胸の奥がキュウと締まる。食欲が沸かない。
「あと私……彼にひどいこと言っちゃった。『私の気持ちも、あなたの力のせいなの?』って。」
この時ばかりは、ママはしばらく黙っていた。らしくもなく、ゆっくりと口を開いた。
「あのね萌々奈。心を操る力だかなんだか……そんなのママは知らない。でもね……
アンタがアンタの気持ち、信じてあげないでどうするの?」
「私の、気持ち……?」
「ダメよ。アンタの気持ちなんだから、彼のせいにしちゃ。」
「……わかんないよ。」
温くなったトマトを1枚取ってかじると、少しだけ、頭が冴える気がした。
「どうして?」
嫌われたくない気持ちはある。
もしも彼に嫌われていたら……そう考えるだけで、呼吸が浅くなるから。
……私は本心で、彼のことが好きなの?
健之助さんの勇気が、私に権能をくれた日。彼は私の、奇跡になった。
彼がこんな戦いに巻き込まれることになったのも、私のせいだ。
私の権能が暴走するのを、命がけで止めてくれた日。彼は私の、ヒーローになった。
彼が首に負った火傷の痕も、私のせいだ。
感謝にも似た、負い目なのに。
嫌われたくない、それだけなのに。
私の脳は、愚かにもこれを「恋」と呼んだ。
わからない。でも、それ以上に……
「私、怖いの。私なんかに、人を簡単に殺せる力があって。
そのせいで、彼も瞬間移動の殺人犯に襲われた。音を操る、彼のストーカーにだって。
今だって彼の力は……邪神とかいうヤバい奴と、その仲間に目を付けられてる。
彼と一緒なら大丈夫、そう、思ったのに……!」
熱い何かがこみ上げて、声が途切れ途切れになる。
「彼との時間が、この街が……すごく、怖い。
彼が、消えて……しまうんじゃ、ないか、って。」
「えーと、ちょっと待って。殺人犯のところ以外初耳なんだけど……ママついていけてないや。まさか、人を殺したりしてないわよね?」
「大丈夫。殺してない……」
ママは前のめりに、わたしに念押しした。
「だけど!いくらその人を好きだろうと、そうじゃなかろうと!そんな危ないことには関わっちゃダメ!萌々奈の気持ちも大事かもだけど……ママには、萌々奈の命の方が大事!いい?」
「そう、だよね……でも。」
「でもぉ?」
なんでだろう。涙が……
「私、彼に、ちゃんと謝りたい。確かに、彼と一緒にいるのは、少し怖い。それでも……私の、気持ち、嘘じゃない、って。私のなんだって……ちゃんと、伝えたい!」
「……そうだね。よく言った。じゃあ明日、ダメなら明後日にでも。会って、直接言いなさい。ママも応援してるから!

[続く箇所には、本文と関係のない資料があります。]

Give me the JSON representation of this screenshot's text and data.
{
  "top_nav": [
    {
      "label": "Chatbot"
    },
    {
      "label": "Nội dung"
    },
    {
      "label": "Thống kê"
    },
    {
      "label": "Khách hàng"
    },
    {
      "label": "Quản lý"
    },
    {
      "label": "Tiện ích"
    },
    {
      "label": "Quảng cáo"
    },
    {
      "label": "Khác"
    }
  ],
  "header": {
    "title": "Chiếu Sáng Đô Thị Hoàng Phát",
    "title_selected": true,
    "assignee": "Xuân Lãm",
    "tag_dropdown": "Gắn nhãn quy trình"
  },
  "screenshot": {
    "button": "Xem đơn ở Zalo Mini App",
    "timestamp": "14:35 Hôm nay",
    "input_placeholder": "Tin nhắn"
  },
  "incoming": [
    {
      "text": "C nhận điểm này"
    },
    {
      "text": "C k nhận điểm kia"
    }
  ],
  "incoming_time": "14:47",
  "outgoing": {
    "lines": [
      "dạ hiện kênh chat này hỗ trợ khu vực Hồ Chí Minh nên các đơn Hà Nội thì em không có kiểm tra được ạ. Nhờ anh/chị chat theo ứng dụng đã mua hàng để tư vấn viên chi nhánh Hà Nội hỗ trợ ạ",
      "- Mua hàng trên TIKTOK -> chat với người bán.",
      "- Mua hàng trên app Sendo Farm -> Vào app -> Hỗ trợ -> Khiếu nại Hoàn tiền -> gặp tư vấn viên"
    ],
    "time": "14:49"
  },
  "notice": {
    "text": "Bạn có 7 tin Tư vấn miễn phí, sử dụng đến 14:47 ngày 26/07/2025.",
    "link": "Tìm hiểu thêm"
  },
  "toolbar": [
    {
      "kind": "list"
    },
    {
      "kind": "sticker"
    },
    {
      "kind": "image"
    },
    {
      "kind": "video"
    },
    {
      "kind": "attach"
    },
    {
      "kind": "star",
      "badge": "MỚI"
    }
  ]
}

勿論、危ないことになったらすぐ警察ね?……尤も、最近は警察にも手に負えないことばかりらしいけど。
その時は、ママもパパも力になるわ。」
ママはそう言ってインゲン豆を1つ口に運ぶ。
「……ねえママ?私って……自分勝手、かな?彼は、私のこと、嫌い……なんじゃないかな?」
「自分勝手、なんじゃない?彼のことは知らない。でも、いいこと教えてあげる。」
「……萌々奈はやっぱり、自慢の娘だよ。ママは鼻が高い。」
「なんで?」
「親以外にもすごく大事にされて、人を好きになって……でも不安になって、自分に嘘ついてみたりして。そういうのって、心が綺麗な人だけの特権でしょ?」
「綺麗……なの?」
「それにほら、うちのコンロだと思ったら、邪神?から世界を救っちゃうかもしれないし。」
「コンロはやめてって!……え?邪神?」
「萌々奈には、戦ってなんかほしくない。でも、信じてるんでしょ?彼のこと。」
「……うん。とりあえずは。」
「ママもね、パパや萌々奈と一緒なら、なんだってできる気がするの。萌々奈は優しい子だから、人殺しなんかしない。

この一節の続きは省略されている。